In the Freshman Village, Bemis Lawrence Hall and Barnes Campbell Hall will both be torn down and replaced with new pod-style residence halls, which will be completed by 2020.

“Currently these are community-style buildings and what we would build is pod-style, which are buildings that are designed for first-year students where they have a small group of six to eight students that would live in a pod and share bathrooms facilities and a small common space,” Kuster said. “ What we have seen across the country is that this works very well for students.”

There is also the possibility that Hugh-Poland Hall will be demolished, but Kuster said he would prefer the hall to be turned into a private living space instead of its current community-style.

In the Global Learning Village, construction will convert the lobbies of Northeast Hall and Southwest Hall from one-story to four-stories. Honors college students would live in Southwest Hall and domestic and international students will live in Northeast hall.

Construction on the Global Learning Village will begin in November and will be completed by the fall of 2017.

In the Upper-Division Experience, a swing building will be built to account for the demolition of Barnes Campbell Hall. The new residence hall will be built in an “L” shape with the longer leg running down College Heights Boulevard.

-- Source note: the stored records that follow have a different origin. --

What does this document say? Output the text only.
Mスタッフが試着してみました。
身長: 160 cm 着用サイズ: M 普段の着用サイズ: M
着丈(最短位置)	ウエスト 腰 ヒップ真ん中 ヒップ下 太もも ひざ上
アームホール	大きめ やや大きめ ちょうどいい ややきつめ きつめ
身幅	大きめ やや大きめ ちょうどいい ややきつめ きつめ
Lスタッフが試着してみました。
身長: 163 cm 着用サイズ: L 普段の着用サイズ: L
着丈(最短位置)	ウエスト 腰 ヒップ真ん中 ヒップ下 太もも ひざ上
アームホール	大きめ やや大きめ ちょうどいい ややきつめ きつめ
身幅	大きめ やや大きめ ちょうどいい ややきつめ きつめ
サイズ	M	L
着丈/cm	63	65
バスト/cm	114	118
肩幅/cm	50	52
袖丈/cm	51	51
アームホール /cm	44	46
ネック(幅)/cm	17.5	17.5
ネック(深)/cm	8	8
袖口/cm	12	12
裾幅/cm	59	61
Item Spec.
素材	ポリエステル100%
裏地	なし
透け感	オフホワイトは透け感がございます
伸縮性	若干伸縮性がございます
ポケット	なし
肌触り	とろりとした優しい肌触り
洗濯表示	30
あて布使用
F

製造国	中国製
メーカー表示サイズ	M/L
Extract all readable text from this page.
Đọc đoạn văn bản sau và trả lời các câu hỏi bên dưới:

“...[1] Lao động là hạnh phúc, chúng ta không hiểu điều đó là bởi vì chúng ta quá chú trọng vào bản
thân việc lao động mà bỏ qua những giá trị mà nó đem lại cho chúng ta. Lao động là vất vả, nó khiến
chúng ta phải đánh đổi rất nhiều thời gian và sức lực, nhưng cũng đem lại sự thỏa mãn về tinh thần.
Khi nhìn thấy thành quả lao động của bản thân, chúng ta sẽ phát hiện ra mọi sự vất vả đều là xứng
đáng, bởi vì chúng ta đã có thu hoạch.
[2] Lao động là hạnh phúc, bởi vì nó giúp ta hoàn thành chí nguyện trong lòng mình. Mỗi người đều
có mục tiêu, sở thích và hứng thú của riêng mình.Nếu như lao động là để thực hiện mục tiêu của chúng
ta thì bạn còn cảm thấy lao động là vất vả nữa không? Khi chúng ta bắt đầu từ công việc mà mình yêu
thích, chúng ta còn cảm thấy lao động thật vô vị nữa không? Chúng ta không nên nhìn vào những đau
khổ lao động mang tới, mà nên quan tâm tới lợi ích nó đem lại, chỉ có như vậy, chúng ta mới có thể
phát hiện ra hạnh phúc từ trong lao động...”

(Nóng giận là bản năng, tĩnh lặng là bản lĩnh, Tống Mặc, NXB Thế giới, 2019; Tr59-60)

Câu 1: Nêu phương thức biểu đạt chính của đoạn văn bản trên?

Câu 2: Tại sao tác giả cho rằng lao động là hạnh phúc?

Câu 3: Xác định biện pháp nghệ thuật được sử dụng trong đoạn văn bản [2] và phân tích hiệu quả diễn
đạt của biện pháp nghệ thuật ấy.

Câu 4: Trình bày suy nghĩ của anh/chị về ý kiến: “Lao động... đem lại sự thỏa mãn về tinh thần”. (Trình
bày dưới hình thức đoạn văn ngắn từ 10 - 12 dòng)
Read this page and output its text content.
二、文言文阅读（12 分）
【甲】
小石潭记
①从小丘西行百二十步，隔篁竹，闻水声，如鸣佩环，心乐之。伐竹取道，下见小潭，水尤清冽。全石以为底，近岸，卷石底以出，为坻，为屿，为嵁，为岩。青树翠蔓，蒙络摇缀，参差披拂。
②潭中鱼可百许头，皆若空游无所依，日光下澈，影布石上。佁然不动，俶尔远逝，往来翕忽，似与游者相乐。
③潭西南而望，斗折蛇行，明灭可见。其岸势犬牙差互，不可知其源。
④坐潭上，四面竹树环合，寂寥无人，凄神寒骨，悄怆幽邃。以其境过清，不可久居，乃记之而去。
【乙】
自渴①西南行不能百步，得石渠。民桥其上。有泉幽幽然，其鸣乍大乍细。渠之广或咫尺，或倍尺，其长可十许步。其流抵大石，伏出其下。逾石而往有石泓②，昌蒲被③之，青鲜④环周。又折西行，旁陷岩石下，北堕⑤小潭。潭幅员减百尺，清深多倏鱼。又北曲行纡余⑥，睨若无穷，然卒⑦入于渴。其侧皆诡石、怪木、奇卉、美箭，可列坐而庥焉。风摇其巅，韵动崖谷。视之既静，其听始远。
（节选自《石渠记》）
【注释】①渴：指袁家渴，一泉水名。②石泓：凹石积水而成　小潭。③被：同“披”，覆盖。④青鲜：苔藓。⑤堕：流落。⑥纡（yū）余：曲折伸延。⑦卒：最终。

“It’s important to us that this building relates to what is going on with the Kentucky Building,” Kuster said. “We have purposefully situated the building to reduce the number of trees that we would have to eliminate. We believe we would be able to save the trees that are along College Heights Boulevard.”

“In our design we are talking about building some terraces so that students could sit outside on the terrace and have a lot of open space,” Kuster said.  “Also on the ground floor we would include a dining option that would be like Fresh Food and also be a 24 –hour service option.”

Also in the Upper-Division Experience, another suite-style wing will be added to Bates-Runner Hall, which will give the hall a central courtyard. This construction will be completed in 2024.

Kuster also said that in the tenth and final year of the plan, McCormack Hall will be gutted and each room will be converted to two bedrooms sharing a bath. He said that the hall has a column every third bedroom, which gives them more open space and opportunities.

At the Board of Regents meeting on Friday, WKU President Gary Ransdell said that the plan was “splendid and financially sound.”

“In reality of time, over 16 years we have renovated every building, but now that the other campuses are building more residence halls the perception of the incoming student is that we are falling behind because they have shiny new buildings,” Ransdell said. “I could not be more proud of the members of the Student Life Foundation Board and Brian’s (Kuster) team to create this next dynamic to ensure that our students have the best possible housing at the lowest possible price.”

“Our housing has gone from being a recruitment facilitator, to being a recruitment deterrent,’ Ransdell said. “That’s why its time for the next generation of housing.”